Toshiba first started to make a fuss about its super high-end, next-generation Cell TV at CES 2009, and since then it's actually gone on sale in Japan. Because it's such a revelation in television hardware, when it comes to the UK it will probably have a very different spec to the Japanese version. But it's too important a product not to look at in more depth, so that's precisely what we've done.
The headline feature of the Japanese Cell TV is its fantastic recording capacity. Fitted with 3TB of storage and eight HD tuners, it's designed to record every one of Japan's eight free HD channels, day and night, for a week.
That means you don't have to plan what to record, because Cell will have done it for you. What's more, because digital TV has comprehensive metadata that describes the content, it can present similar shows you might also enjoy. If you select, say, this week's episode of Lost, it would also give you the option to watch this week's episodes of Fringe, FlashForward and V.
Cell TV is powered by an incredibly fast processor -- the name comes from the chip, which gamers will recognise from the PS3 -- so it can also perform picture processing that isn't possible on normal TVs. Toshiba claims, for example, that it can turn 2D TV shows into 3D on the fly.
Picture quality is also top-notch -- with a native resolution of 3,840x2,160 pixels, it will be ready for the next generation of HD years before it arrives. Cell upscales 1080p video to fit this high-resolution screen, as you'd expect. The LED backlight is also a step up from traditional models. Cell has 512 dimmable LED zones, which means that you should get the best black levels imaginable and vibrant, stunning colour.

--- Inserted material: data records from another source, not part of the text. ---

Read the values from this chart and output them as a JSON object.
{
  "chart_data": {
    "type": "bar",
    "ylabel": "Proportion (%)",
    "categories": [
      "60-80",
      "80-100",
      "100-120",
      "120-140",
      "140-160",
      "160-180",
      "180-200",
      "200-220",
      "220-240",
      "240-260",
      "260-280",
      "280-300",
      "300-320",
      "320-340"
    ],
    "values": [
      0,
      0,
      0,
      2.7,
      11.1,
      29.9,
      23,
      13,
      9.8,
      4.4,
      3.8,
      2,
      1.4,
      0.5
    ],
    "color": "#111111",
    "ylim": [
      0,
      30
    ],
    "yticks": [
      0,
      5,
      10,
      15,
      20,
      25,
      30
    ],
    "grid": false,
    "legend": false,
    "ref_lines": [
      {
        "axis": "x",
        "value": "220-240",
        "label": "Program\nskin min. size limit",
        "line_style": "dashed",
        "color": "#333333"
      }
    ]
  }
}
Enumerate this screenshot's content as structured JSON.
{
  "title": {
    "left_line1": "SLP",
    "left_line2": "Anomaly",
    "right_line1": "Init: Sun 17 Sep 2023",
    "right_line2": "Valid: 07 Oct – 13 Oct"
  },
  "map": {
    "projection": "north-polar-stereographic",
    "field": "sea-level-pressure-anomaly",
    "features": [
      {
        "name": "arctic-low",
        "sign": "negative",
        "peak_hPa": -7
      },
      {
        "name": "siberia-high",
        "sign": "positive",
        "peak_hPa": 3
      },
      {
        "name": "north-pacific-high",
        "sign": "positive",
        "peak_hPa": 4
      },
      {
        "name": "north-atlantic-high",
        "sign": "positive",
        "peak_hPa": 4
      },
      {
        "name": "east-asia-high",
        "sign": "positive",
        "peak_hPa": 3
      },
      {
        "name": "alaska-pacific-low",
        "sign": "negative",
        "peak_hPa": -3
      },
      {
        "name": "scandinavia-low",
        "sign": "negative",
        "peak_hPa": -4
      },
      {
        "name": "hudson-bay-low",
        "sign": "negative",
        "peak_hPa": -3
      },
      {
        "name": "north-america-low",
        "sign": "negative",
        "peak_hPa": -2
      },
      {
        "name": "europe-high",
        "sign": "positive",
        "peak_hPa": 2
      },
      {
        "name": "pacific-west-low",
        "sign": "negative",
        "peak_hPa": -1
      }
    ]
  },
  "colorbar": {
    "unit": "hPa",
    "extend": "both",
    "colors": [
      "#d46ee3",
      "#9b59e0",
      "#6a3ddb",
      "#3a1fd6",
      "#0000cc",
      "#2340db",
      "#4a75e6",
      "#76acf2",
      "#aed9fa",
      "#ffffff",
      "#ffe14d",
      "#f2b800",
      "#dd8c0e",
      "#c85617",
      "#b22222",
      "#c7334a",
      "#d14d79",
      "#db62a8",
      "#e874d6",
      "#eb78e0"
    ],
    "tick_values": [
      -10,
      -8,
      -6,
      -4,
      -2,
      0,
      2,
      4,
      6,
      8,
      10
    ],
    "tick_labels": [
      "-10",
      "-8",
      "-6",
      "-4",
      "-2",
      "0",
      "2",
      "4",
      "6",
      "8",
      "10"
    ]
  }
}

So what's the catch? Predictably, it's the price, which at the equivalent of £10,000 isn't likely to have the Cell TV flying off the shelves. Toshiba tells us it's assessing the British market to work out what features we need most, and what we're likely to pay for. Would you spend £10,000 on a TV? Let us know if you would -- we'd like you to add us to your will.
The Cell processing unit has a plethora of tricks up its sleeve, such as turning 2D into 3D, but it also does normal things like Dolby Volume, which ensures that the TV volume is consistent across all channels and that adverts don't blast you with noise.